VII. LA RÉPLICA Dice que el alcance de la impugnación está mal propuesto, porque no indica lo que debe hacer la Corte en sede de casación. En cuanto al cargo, aduce que no especifica el concepto de la violación directa, esto es el sub motivo alegado. VIII. CONSIDERACIONES DE LA CORTE No son de recibo los reparos del opositor, porque el alcance de la impugnación está adecuadamente formulado en tanto la entidad recurrente identifica y desarrolla con absoluta claridad los puntos y condenas que la Corte debe estudiar en sede de casación. Frente al otro reproche, tampoco asiste razón al replicante, porque efectivamente el cargo denuncia la infracción directa de las normas denunciadas, ataque que se sobreentiende estructurado por la vía directa, de modo que la acusación no sólo es clara sino que está correctamente planteada.

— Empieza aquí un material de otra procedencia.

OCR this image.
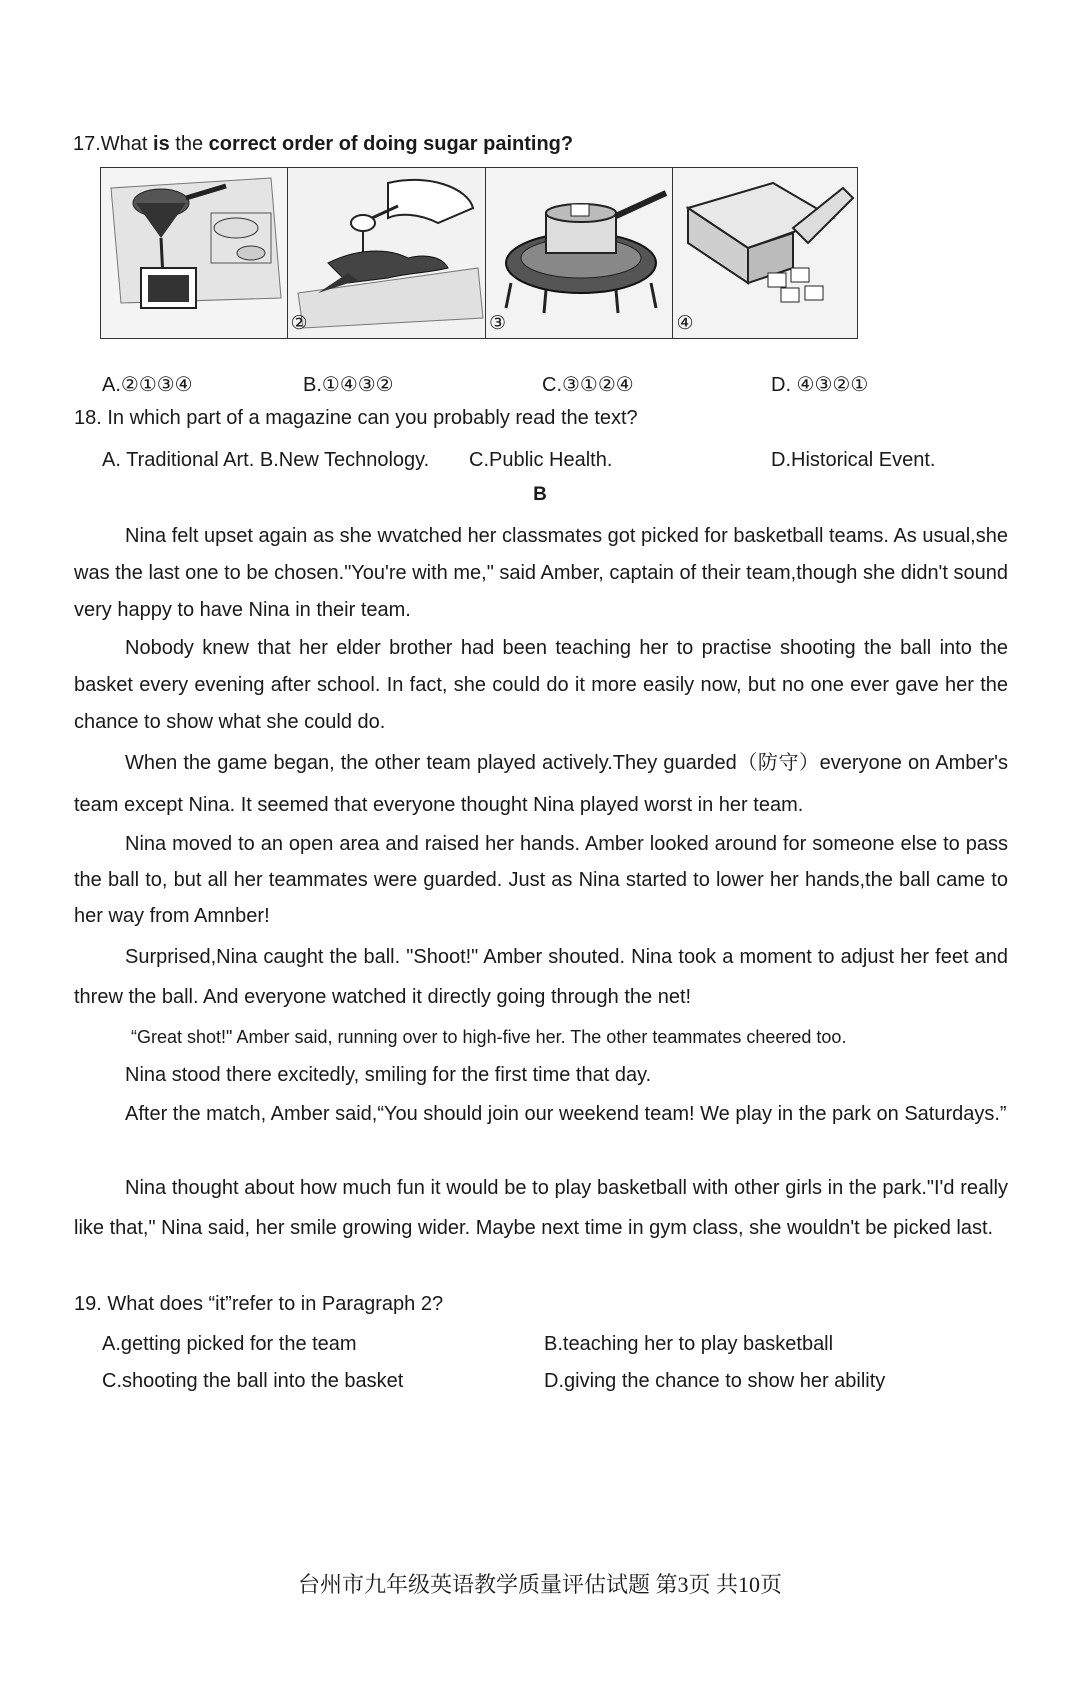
17.What is the correct order of doing sugar painting?
②	③	④
A.②①③④	B.①④③②	C.③①②④	D. ④③②①
18. In which part of a magazine can you probably read the text?
A. Traditional Art. B.New Technology. C.Public Health.	D.Historical Event.
B
Nina felt upset again as she wvatched her classmates got picked for basketball teams. As usual,she was the last one to be chosen."You're with me," said Amber, captain of their team,though she didn't sound very happy to have Nina in their team.
Nobody knew that her elder brother had been teaching her to practise shooting the ball into the basket every evening after school. In fact, she could do it more easily now, but no one ever gave her the chance to show what she could do.
When the game began, the other team played actively.They guarded（防守）everyone on Amber's team except Nina. It seemed that everyone thought Nina played worst in her team.
Nina moved to an open area and raised her hands. Amber looked around for someone else to pass the ball to, but all her teammates were guarded. Just as Nina started to lower her hands,the ball came to her way from Amnber!
Surprised,Nina caught the ball. "Shoot!" Amber shouted. Nina took a moment to adjust her feet and threw the ball. And everyone watched it directly going through the net!
“Great shot!" Amber said, running over to high-five her. The other teammates cheered too.
Nina stood there excitedly, smiling for the first time that day.
After the match, Amber said,“You should join our weekend team! We play in the park on Saturdays.”
Nina thought about how much fun it would be to play basketball with other girls in the park."I'd really like that," Nina said, her smile growing wider. Maybe next time in gym class, she wouldn't be picked last.
19. What does “it”refer to in Paragraph 2?
A.getting picked for the team	B.teaching her to play basketball
C.shooting the ball into the basket	D.giving the chance to show her ability
台州市九年级英语教学质量评估试题 第3页 共10页
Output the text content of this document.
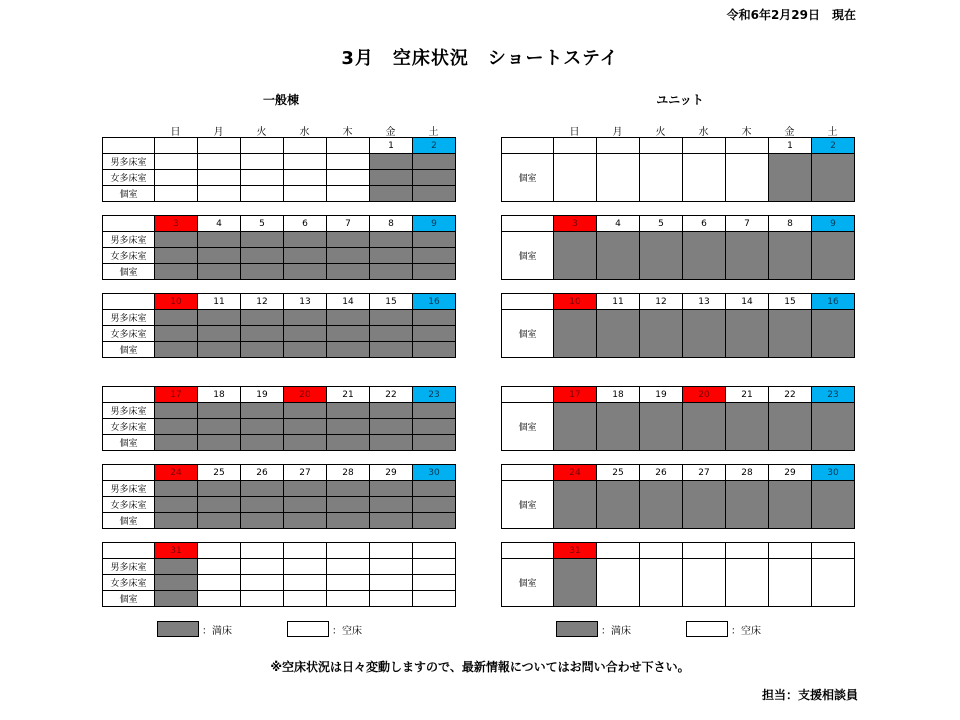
令和6年2月29日　現在
3月　空床状況　ショートステイ
一般棟	ユニット
日	月	火	水	木	金	土	日	月	火	水	木	金	土
						1	2
男多床室							
女多床室							
個室							
	3	4	5	6	7	8	9
男多床室							
女多床室							
個室							
	10	11	12	13	14	15	16
男多床室							
女多床室							
個室							
	17	18	19	20	21	22	23
男多床室							
女多床室							
個室							
	24	25	26	27	28	29	30
男多床室							
女多床室							
個室							
	31						
男多床室							
女多床室							
個室							
						1	2
個室							
	3	4	5	6	7	8	9
個室							
	10	11	12	13	14	15	16
個室							
	17	18	19	20	21	22	23
個室							
	24	25	26	27	28	29	30
個室							
	31						
個室							
：満床	：空床	：満床	：空床
※空床状況は日々変動しますので、最新情報についてはお問い合わせ下さい。
担当：支援相談員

Sobre el tema jurídico de fondo que plantea el recurrente, la Sala ya ha tenido oportunidad de referirse en varios y diversos pronunciamientos, entre ellos los de 16 de diciembre de 2009, radicado 34.637 y 14 de junio de 2011, radicado 42.627. Precisamente en este último expresó: “…la explicable política de manejo administrativo contenida en tales normas, sin duda tendiente a racionalizar las estructuras laborales de las empresas oficiales, consistente en que sus plantas de personal deban tener únicamente los cargos necesarios para su funcionamiento, lo que se traduce en que el número total de trabajadores oficiales no pueda exceder el total de cargos fijados para ese tipo de servidores en la respectiva planta, no es razón que impida la reincorporación a su empleo de un trabajador que ha sido despedido sin justa causa.

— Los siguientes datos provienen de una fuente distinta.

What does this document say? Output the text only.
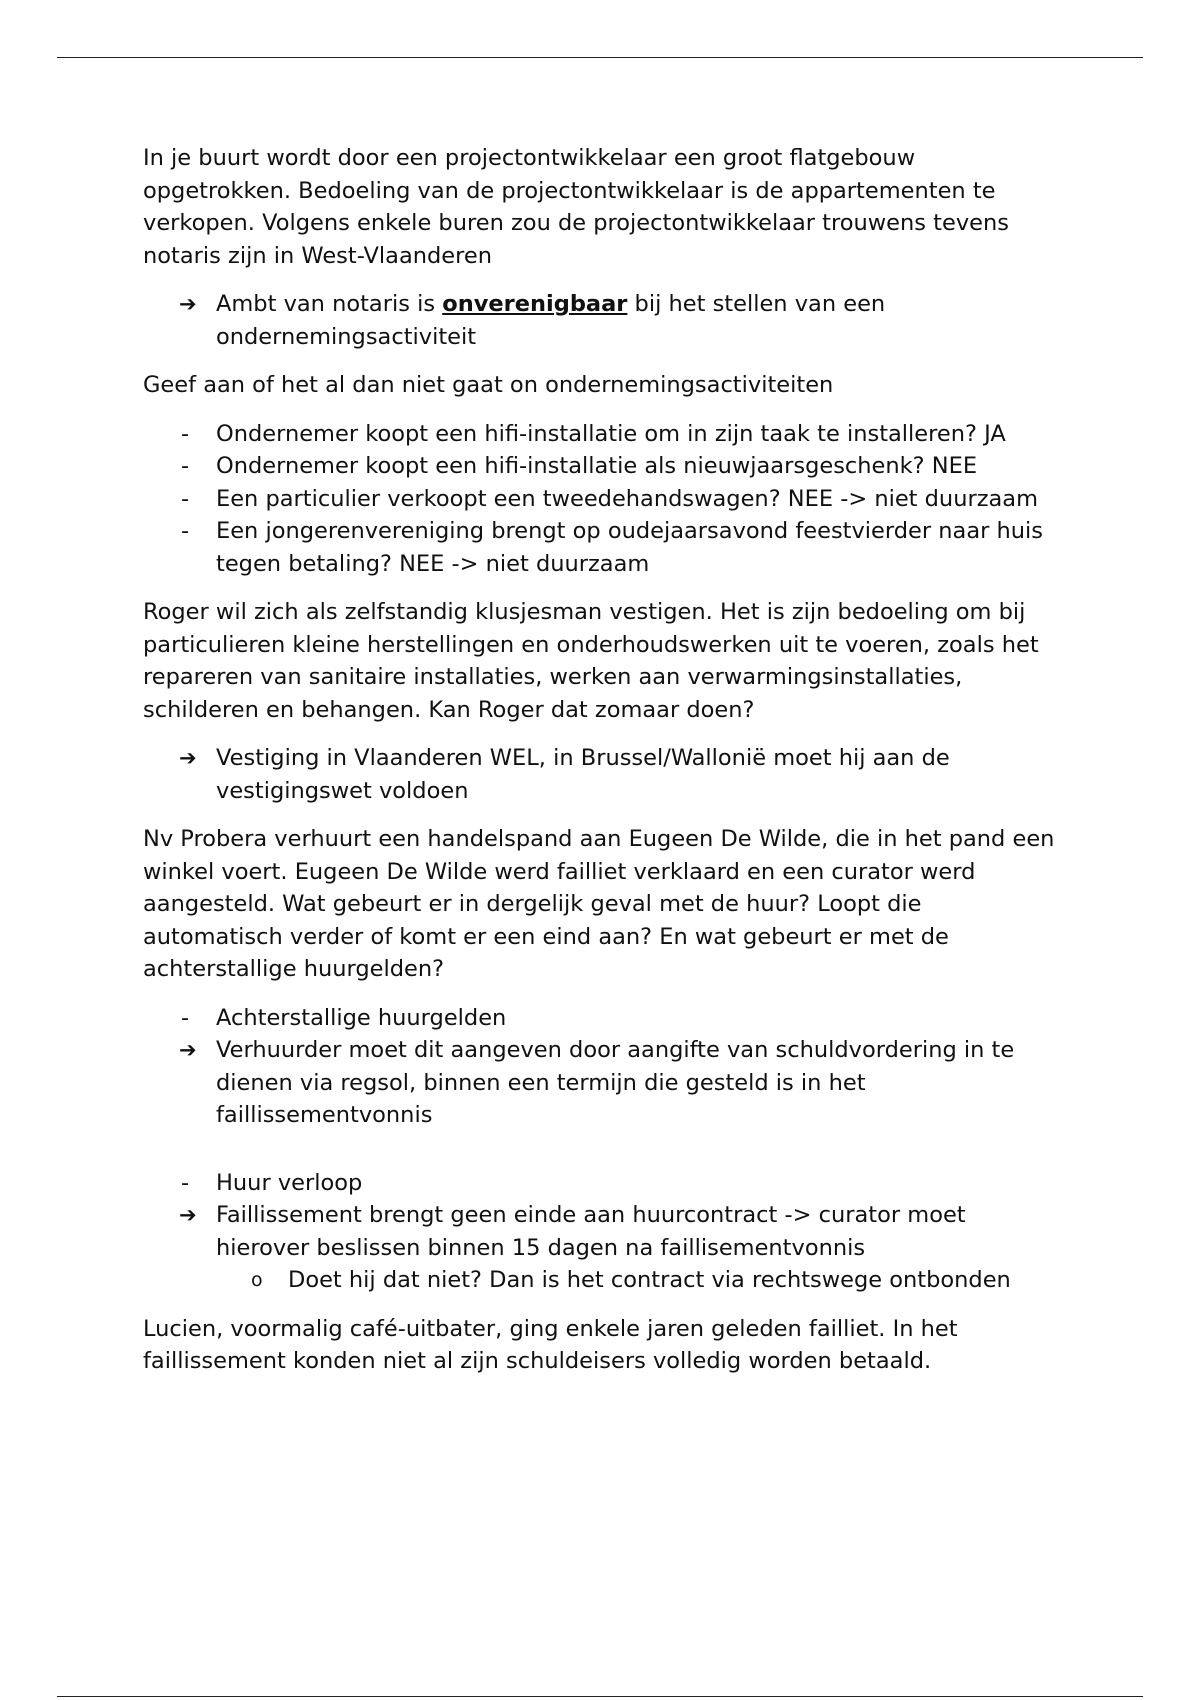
In je buurt wordt door een projectontwikkelaar een groot flatgebouw opgetrokken. Bedoeling van de projectontwikkelaar is de appartementen te verkopen. Volgens enkele buren zou de projectontwikkelaar trouwens tevens notaris zijn in West-Vlaanderen

➔ Ambt van notaris is onverenigbaar bij het stellen van een ondernemingsactiviteit

Geef aan of het al dan niet gaat on ondernemingsactiviteiten

-	Ondernemer koopt een hifi-installatie om in zijn taak te installeren? JA
-	Ondernemer koopt een hifi-installatie als nieuwjaarsgeschenk? NEE
-	Een particulier verkoopt een tweedehandswagen? NEE -> niet duurzaam
-	Een jongerenvereniging brengt op oudejaarsavond feestvierder naar huis tegen betaling? NEE -> niet duurzaam

Roger wil zich als zelfstandig klusjesman vestigen. Het is zijn bedoeling om bij particulieren kleine herstellingen en onderhoudswerken uit te voeren, zoals het repareren van sanitaire installaties, werken aan verwarmingsinstallaties, schilderen en behangen. Kan Roger dat zomaar doen?

➔ Vestiging in Vlaanderen WEL, in Brussel/Wallonië moet hij aan de vestigingswet voldoen

Nv Probera verhuurt een handelspand aan Eugeen De Wilde, die in het pand een winkel voert. Eugeen De Wilde werd failliet verklaard en een curator werd aangesteld. Wat gebeurt er in dergelijk geval met de huur? Loopt die automatisch verder of komt er een eind aan? En wat gebeurt er met de achterstallige huurgelden?

-	Achterstallige huurgelden
➔ Verhuurder moet dit aangeven door aangifte van schuldvordering in te dienen via regsol, binnen een termijn die gesteld is in het faillissementvonnis
-	Huur verloop
➔ Faillissement brengt geen einde aan huurcontract -> curator moet hierover beslissen binnen 15 dagen na faillisementvonnis
o	Doet hij dat niet? Dan is het contract via rechtswege ontbonden

Lucien, voormalig café-uitbater, ging enkele jaren geleden failliet. In het faillissement konden niet al zijn schuldeisers volledig worden betaald.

De análoga manera, ha proclamado la Sala, en torno a la afirmación relativa a la improcedencia del reintegro para aquellos eventos en los que no se encuentre previsto el empleo en planta de personal de la entidad, en que se sustenta el ataque, que esa supuesta restricción, que, en principio tendría origen constitucional, no opera frente a la declaración de existencia de la relación laboral, pues ésta abarca la concerniente al vínculo legal que, en verdad, debe ostentar la persona al servicio de la entidad empleadora, esto es, si es trabajador particular o del Estado y, en este segundo caso, la condición de trabajador oficial o empleado público, lo que determina implícitamente las garantías y derechos de los cuales es o fue beneficiario, como lo es el de la reinstalación en el empleo.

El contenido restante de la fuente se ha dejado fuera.